The initiator of the Canadian scheme apparently intended that it should yield lucrative carbon credits, something expressly prohibited under the moratorium (Decision IX/16, Section C, para 4). Indigenous People of the islands of Haida Gwaii were persuaded to set up the Haida Salmon Restoration Corporation and to channel their own funds into a 'salmon enhancement project', which they were persuaded would revive their salmon catch and enhance the local ocean ecosystem. The Indigenous Peoples may well not have been aware that they were violating two UN conventions, the Convention on Biological Diversity (CBD) and the London Convention/London Protocol (LC/LP) on the dumping of wastes in the sea. Both agreements prohibit commercial ocean fertilisation activities. Even scientific research would have to be small-scale, within a controlled setting and fully assessed for biodiversity, environmental and other impacts in advance. However, the Canadian government apparently did know what was planned. The President of the Haida Salmon Restoration Corporation claims that he informed a number of departments in the Canadian government, including Environment Canada and the National Research Council. The Press Secretary of the Office of the Minister of the Environment has informed that Environment Canada enforcement officers met with representatives of the company in May 2012, told them that ocean fertilisation is not permitted and gave them ‘fact sheets’ to this effect at the meeting.
Environment Canada also claims that they never received an application to carry out ocean fertilisation. Environment Canada Enforcement Branch is currently investigating what they call a possible incident and declined to comment. It was therefore very worrying to hear Canada’s delegation argue on Thursday that they cannot agree with confining geoengineering experiments to controlled laboratory conditions, because certain techniques cannot be explored without experiments in the environment. Are 10,000 square kilometres of contaminated waters what they mean?
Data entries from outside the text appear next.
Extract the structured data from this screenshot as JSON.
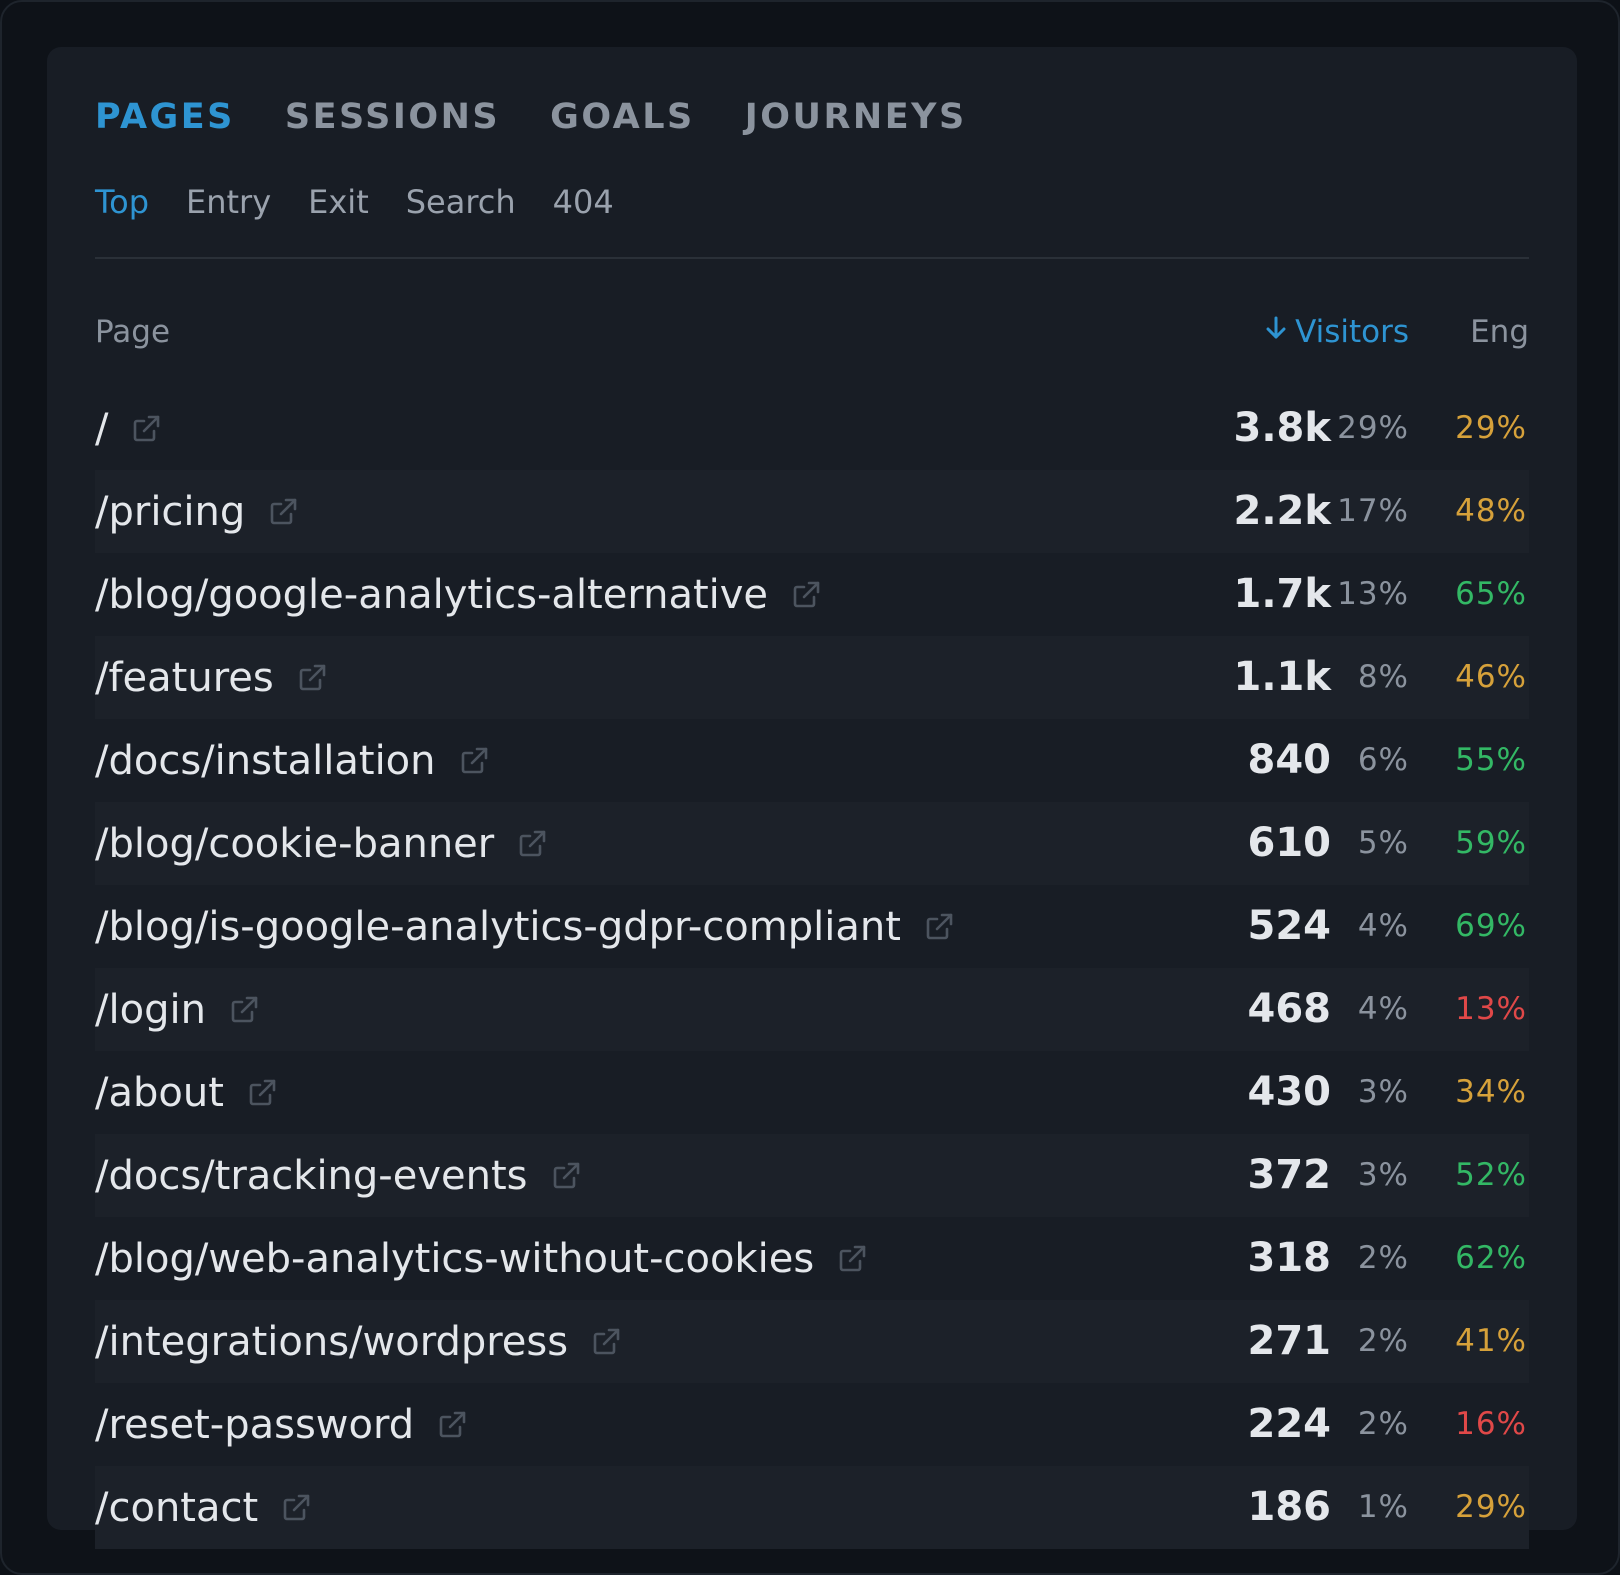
{
  "tabs": [
    "PAGES",
    "SESSIONS",
    "GOALS",
    "JOURNEYS"
  ],
  "active_tab": 0,
  "subtabs": [
    "Top",
    "Entry",
    "Exit",
    "Search",
    "404"
  ],
  "active_subtab": 0,
  "table": {
    "headers": {
      "page": "Page",
      "visitors": "Visitors",
      "eng": "Eng"
    },
    "sort": "visitors-desc",
    "rows": [
      {
        "page": "/",
        "visitors": "3.8k",
        "pct": "29%",
        "eng": "29%",
        "eng_color": "#d6a13a"
      },
      {
        "page": "/pricing",
        "visitors": "2.2k",
        "pct": "17%",
        "eng": "48%",
        "eng_color": "#d6a13a"
      },
      {
        "page": "/blog/google-analytics-alternative",
        "visitors": "1.7k",
        "pct": "13%",
        "eng": "65%",
        "eng_color": "#33b865"
      },
      {
        "page": "/features",
        "visitors": "1.1k",
        "pct": "8%",
        "eng": "46%",
        "eng_color": "#d6a13a"
      },
      {
        "page": "/docs/installation",
        "visitors": "840",
        "pct": "6%",
        "eng": "55%",
        "eng_color": "#33b865"
      },
      {
        "page": "/blog/cookie-banner",
        "visitors": "610",
        "pct": "5%",
        "eng": "59%",
        "eng_color": "#33b865"
      },
      {
        "page": "/blog/is-google-analytics-gdpr-compliant",
        "visitors": "524",
        "pct": "4%",
        "eng": "69%",
        "eng_color": "#33b865"
      },
      {
        "page": "/login",
        "visitors": "468",
        "pct": "4%",
        "eng": "13%",
        "eng_color": "#e04848"
      },
      {
        "page": "/about",
        "visitors": "430",
        "pct": "3%",
        "eng": "34%",
        "eng_color": "#d6a13a"
      },
      {
        "page": "/docs/tracking-events",
        "visitors": "372",
        "pct": "3%",
        "eng": "52%",
        "eng_color": "#33b865"
      },
      {
        "page": "/blog/web-analytics-without-cookies",
        "visitors": "318",
        "pct": "2%",
        "eng": "62%",
        "eng_color": "#33b865"
      },
      {
        "page": "/integrations/wordpress",
        "visitors": "271",
        "pct": "2%",
        "eng": "41%",
        "eng_color": "#d6a13a"
      },
      {
        "page": "/reset-password",
        "visitors": "224",
        "pct": "2%",
        "eng": "16%",
        "eng_color": "#e04848"
      },
      {
        "page": "/contact",
        "visitors": "186",
        "pct": "1%",
        "eng": "29%",
        "eng_color": "#d6a13a"
      }
    ]
  },
  "colors": {
    "accent": "#2e94d2",
    "eng_good": "#33b865",
    "eng_mid": "#d6a13a",
    "eng_bad": "#e04848"
  },
  "icons": {
    "sort": "arrow-down-icon",
    "row_link": "external-link-icon"
  }
}
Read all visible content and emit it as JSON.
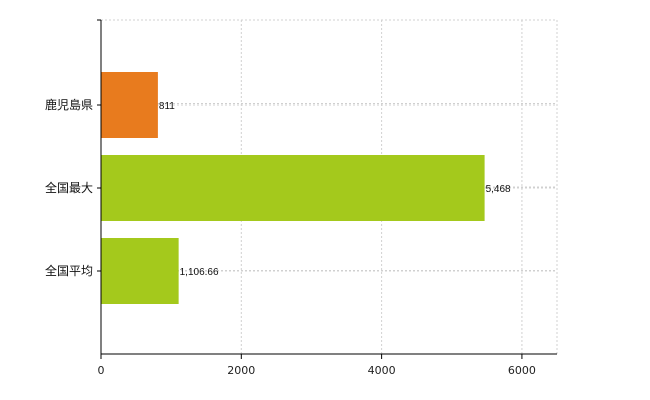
{
  "chart_data": {
    "type": "bar",
    "orientation": "horizontal",
    "categories": [
      "鹿児島県",
      "全国最大",
      "全国平均"
    ],
    "values": [
      811,
      5468,
      1106.66
    ],
    "value_labels": [
      "811",
      "5,468",
      "1,106.66"
    ],
    "bar_colors": [
      "#e87b1e",
      "#a4c91c",
      "#a4c91c"
    ],
    "xlim": [
      0,
      6500
    ],
    "xticks": [
      0,
      2000,
      4000,
      6000
    ],
    "xtick_labels": [
      "0",
      "2000",
      "4000",
      "6000"
    ],
    "grid": true,
    "legend": "none"
  }
}
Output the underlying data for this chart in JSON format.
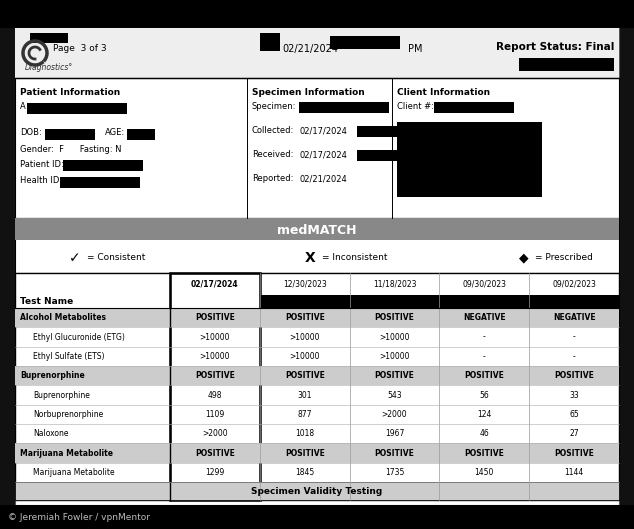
{
  "bg_outer": "#111111",
  "bg_doc": "#ffffff",
  "border_color": "#000000",
  "header_text_left": "Page  3 of 3",
  "header_date": "02/21/2024",
  "header_pm": "PM",
  "header_status": "Report Status: Final",
  "header_diagnostics": "Diagnostics°",
  "section_headers": [
    "Patient Information",
    "Specimen Information",
    "Client Information"
  ],
  "client_label": "Client #:",
  "medmatch_title": "medMATCH",
  "legend_consistent": "= Consistent",
  "legend_inconsistent": "= Inconsistent",
  "legend_prescribed": "= Prescribed",
  "col_dates": [
    "02/17/2024",
    "12/30/2023",
    "11/18/2023",
    "09/30/2023",
    "09/02/2023"
  ],
  "test_name_label": "Test Name",
  "rows": [
    {
      "name": "Alcohol Metabolites",
      "bold": true,
      "values": [
        "POSITIVE",
        "POSITIVE",
        "POSITIVE",
        "NEGATIVE",
        "NEGATIVE"
      ],
      "shaded": true
    },
    {
      "name": "Ethyl Glucuronide (ETG)",
      "bold": false,
      "values": [
        ">10000",
        ">10000",
        ">10000",
        "-",
        "-"
      ],
      "shaded": false
    },
    {
      "name": "Ethyl Sulfate (ETS)",
      "bold": false,
      "values": [
        ">10000",
        ">10000",
        ">10000",
        "-",
        "-"
      ],
      "shaded": false
    },
    {
      "name": "Buprenorphine",
      "bold": true,
      "values": [
        "POSITIVE",
        "POSITIVE",
        "POSITIVE",
        "POSITIVE",
        "POSITIVE"
      ],
      "shaded": true
    },
    {
      "name": "Buprenorphine",
      "bold": false,
      "values": [
        "498",
        "301",
        "543",
        "56",
        "33"
      ],
      "shaded": false
    },
    {
      "name": "Norbuprenorphine",
      "bold": false,
      "values": [
        "1109",
        "877",
        ">2000",
        "124",
        "65"
      ],
      "shaded": false
    },
    {
      "name": "Naloxone",
      "bold": false,
      "values": [
        ">2000",
        "1018",
        "1967",
        "46",
        "27"
      ],
      "shaded": false
    },
    {
      "name": "Marijuana Metabolite",
      "bold": true,
      "values": [
        "POSITIVE",
        "POSITIVE",
        "POSITIVE",
        "POSITIVE",
        "POSITIVE"
      ],
      "shaded": true
    },
    {
      "name": "Marijuana Metabolite",
      "bold": false,
      "values": [
        "1299",
        "1845",
        "1735",
        "1450",
        "1144"
      ],
      "shaded": false
    }
  ],
  "footer_text": "Specimen Validity Testing",
  "watermark": "© Jeremiah Fowler / vpnMentor",
  "shaded_row_color": "#cccccc",
  "medmatch_bar_color": "#888888"
}
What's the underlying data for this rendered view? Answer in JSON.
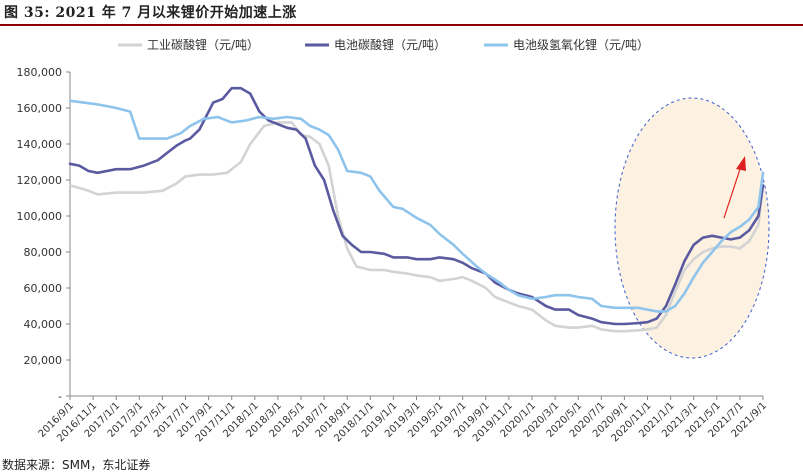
{
  "figure": {
    "title": "图  35:  2021 年 7 月以来锂价开始加速上涨",
    "source": "数据来源：SMM，东北证券"
  },
  "chart_data": {
    "type": "line",
    "ylim": [
      0,
      180000
    ],
    "yticks": [
      "-",
      "20,000",
      "40,000",
      "60,000",
      "80,000",
      "100,000",
      "120,000",
      "140,000",
      "160,000",
      "180,000"
    ],
    "xticks": [
      "2016/9/1",
      "2016/11/1",
      "2017/1/1",
      "2017/3/1",
      "2017/5/1",
      "2017/7/1",
      "2017/9/1",
      "2017/11/1",
      "2018/1/1",
      "2018/3/1",
      "2018/5/1",
      "2018/7/1",
      "2018/9/1",
      "2018/11/1",
      "2019/1/1",
      "2019/3/1",
      "2019/5/1",
      "2019/7/1",
      "2019/9/1",
      "2019/11/1",
      "2020/1/1",
      "2020/3/1",
      "2020/5/1",
      "2020/7/1",
      "2020/9/1",
      "2020/11/1",
      "2021/1/1",
      "2021/3/1",
      "2021/5/1",
      "2021/7/1",
      "2021/9/1"
    ],
    "legend_position": "top",
    "grid": false,
    "series": [
      {
        "name": "工业碳酸锂（元/吨）",
        "color": "#d3d3d3",
        "x": [
          0,
          0.3,
          0.8,
          1.2,
          2,
          2.6,
          3.2,
          4,
          4.6,
          5,
          5.6,
          6.2,
          6.8,
          7.4,
          7.8,
          8.4,
          9,
          9.6,
          10,
          10.4,
          10.8,
          11.2,
          11.6,
          12,
          12.4,
          13,
          13.6,
          14,
          14.6,
          15,
          15.6,
          16,
          16.6,
          17,
          17.4,
          18,
          18.4,
          19,
          19.4,
          20,
          20.6,
          21,
          21.6,
          22,
          22.6,
          23,
          23.6,
          24,
          24.6,
          25,
          25.4,
          25.8,
          26.2,
          26.6,
          27,
          27.4,
          27.8,
          28.2,
          28.6,
          29,
          29.4,
          29.8,
          30
        ],
        "y": [
          117000,
          116000,
          114000,
          112000,
          113000,
          113000,
          113000,
          114000,
          118000,
          122000,
          123000,
          123000,
          124000,
          130000,
          140000,
          150000,
          152000,
          152000,
          145000,
          144000,
          140000,
          128000,
          100000,
          82000,
          72000,
          70000,
          70000,
          69000,
          68000,
          67000,
          66000,
          64000,
          65000,
          66000,
          64000,
          60000,
          55000,
          52000,
          50000,
          48000,
          42000,
          39000,
          38000,
          38000,
          39000,
          37000,
          36000,
          36000,
          36500,
          37000,
          38000,
          45000,
          58000,
          70000,
          76000,
          80000,
          82000,
          83000,
          83000,
          82000,
          86000,
          95000,
          117000
        ]
      },
      {
        "name": "电池碳酸锂（元/吨）",
        "color": "#5a5aa0",
        "x": [
          0,
          0.4,
          0.8,
          1.2,
          2,
          2.6,
          3.2,
          3.8,
          4.2,
          4.6,
          5,
          5.2,
          5.6,
          6,
          6.2,
          6.6,
          7,
          7.4,
          7.8,
          8.2,
          8.6,
          9,
          9.4,
          9.8,
          10.2,
          10.6,
          11,
          11.4,
          11.8,
          12.2,
          12.6,
          13,
          13.6,
          14,
          14.6,
          15,
          15.6,
          16,
          16.6,
          17,
          17.4,
          18,
          18.4,
          19,
          19.4,
          20,
          20.6,
          21,
          21.6,
          22,
          22.6,
          23,
          23.6,
          24,
          24.6,
          25,
          25.4,
          25.8,
          26.2,
          26.6,
          27,
          27.4,
          27.8,
          28.2,
          28.6,
          29,
          29.4,
          29.8,
          30
        ],
        "y": [
          129000,
          128000,
          125000,
          124000,
          126000,
          126000,
          128000,
          131000,
          135000,
          139000,
          142000,
          143000,
          148000,
          158000,
          163000,
          165000,
          171000,
          171000,
          168000,
          158000,
          153000,
          151000,
          149000,
          148000,
          143000,
          128000,
          120000,
          103000,
          89000,
          84000,
          80000,
          80000,
          79000,
          77000,
          77000,
          76000,
          76000,
          77000,
          76000,
          74000,
          71000,
          68000,
          63000,
          59000,
          57000,
          55000,
          50000,
          48000,
          48000,
          45000,
          43000,
          41000,
          40000,
          40000,
          40500,
          41000,
          43000,
          50000,
          62000,
          75000,
          84000,
          88000,
          89000,
          88000,
          87000,
          88000,
          92000,
          100000,
          117000
        ]
      },
      {
        "name": "电池级氢氧化锂（元/吨）",
        "color": "#8ec4ec",
        "x": [
          0,
          0.6,
          1.2,
          2,
          2.6,
          3,
          3.6,
          4.2,
          4.8,
          5.2,
          5.8,
          6.4,
          7,
          7.6,
          8.2,
          8.8,
          9.4,
          10,
          10.4,
          10.8,
          11.2,
          11.6,
          12,
          12.6,
          13,
          13.4,
          14,
          14.4,
          15,
          15.6,
          16,
          16.6,
          17,
          17.6,
          18,
          18.6,
          19,
          19.4,
          20,
          20.6,
          21,
          21.6,
          22,
          22.6,
          23,
          23.6,
          24,
          24.6,
          25,
          25.4,
          25.8,
          26.2,
          26.6,
          27,
          27.4,
          27.8,
          28.2,
          28.6,
          29,
          29.4,
          29.8,
          30
        ],
        "y": [
          164000,
          163000,
          162000,
          160000,
          158000,
          143000,
          143000,
          143000,
          146000,
          150000,
          154000,
          155000,
          152000,
          153000,
          155000,
          154000,
          155000,
          154000,
          150000,
          148000,
          145000,
          137000,
          125000,
          124000,
          122000,
          114000,
          105000,
          104000,
          99000,
          95000,
          90000,
          84000,
          79000,
          72000,
          68000,
          63000,
          59000,
          56000,
          54000,
          55000,
          56000,
          56000,
          55000,
          54000,
          50000,
          49000,
          49000,
          49000,
          48000,
          47000,
          47000,
          50000,
          57000,
          66000,
          74000,
          80000,
          86000,
          91000,
          94000,
          98000,
          105000,
          124000
        ]
      }
    ]
  }
}
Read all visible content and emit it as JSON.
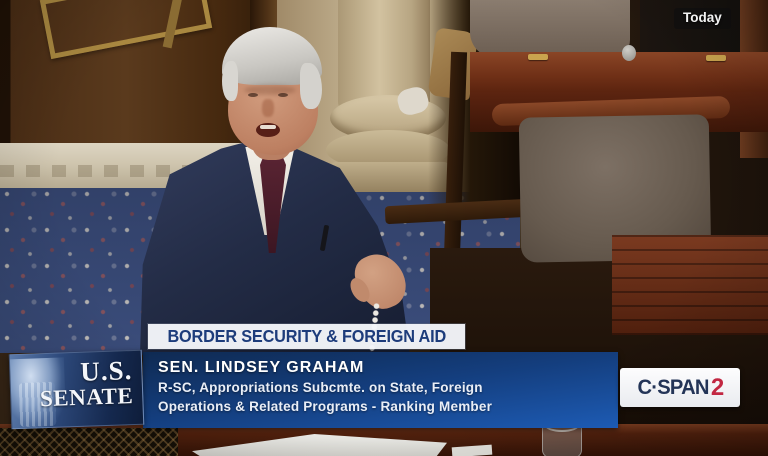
{
  "video_overlay": {
    "schedule_label": "Today"
  },
  "lower_third": {
    "topic": "BORDER SECURITY & FOREIGN AID",
    "speaker": {
      "name": "SEN. LINDSEY GRAHAM",
      "desc_line1": "R-SC, Appropriations Subcmte. on State, Foreign",
      "desc_line2": "Operations & Related Programs - Ranking Member"
    },
    "senate_logo": {
      "line1": "U.S.",
      "line2": "SENATE"
    },
    "network": {
      "name": "C·SPAN",
      "channel": "2"
    }
  },
  "colors": {
    "topic_text": "#1d3c7b",
    "banner_top": "#0f2a52",
    "banner_bottom": "#1d5bb4",
    "network_name": "#233457",
    "network_channel": "#c22742"
  }
}
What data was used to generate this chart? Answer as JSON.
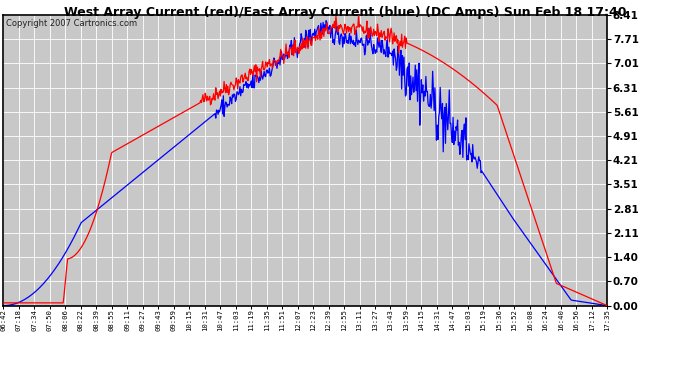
{
  "title": "West Array Current (red)/East Array Current (blue) (DC Amps) Sun Feb 18 17:40",
  "copyright": "Copyright 2007 Cartronics.com",
  "y_ticks": [
    0.0,
    0.7,
    1.4,
    2.11,
    2.81,
    3.51,
    4.21,
    4.91,
    5.61,
    6.31,
    7.01,
    7.71,
    8.41
  ],
  "y_max": 8.41,
  "y_min": 0.0,
  "x_labels": [
    "06:42",
    "07:18",
    "07:34",
    "07:50",
    "08:06",
    "08:22",
    "08:39",
    "08:55",
    "09:11",
    "09:27",
    "09:43",
    "09:59",
    "10:15",
    "10:31",
    "10:47",
    "11:03",
    "11:19",
    "11:35",
    "11:51",
    "12:07",
    "12:23",
    "12:39",
    "12:55",
    "13:11",
    "13:27",
    "13:43",
    "13:59",
    "14:15",
    "14:31",
    "14:47",
    "15:03",
    "15:19",
    "15:36",
    "15:52",
    "16:08",
    "16:24",
    "16:40",
    "16:56",
    "17:12",
    "17:35"
  ],
  "plot_bg_color": "#c8c8c8",
  "grid_color": "#ffffff",
  "red_color": "#ff0000",
  "blue_color": "#0000ff",
  "title_bg_color": "#ffffff"
}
… So what is the CBD going to do about it?
What are the Parties to the Convention on Biological Diversity going to do about this violation of two moratoria under the CBD: that on ocean fertilisation adopted in 2008, the details of which are set out under the London Convention, and the 2010 moratorium on geoengineering? This issue must be discussed in Fridays’ plenary. Parties to the CBD made commitments and entered obligations that they further elaborate jointly at the Conferences of the Parties. Parties who knowingly breach their commitments and obligations are failing other Parties, and the relationship between people and biodiversity in their own countries and internationally.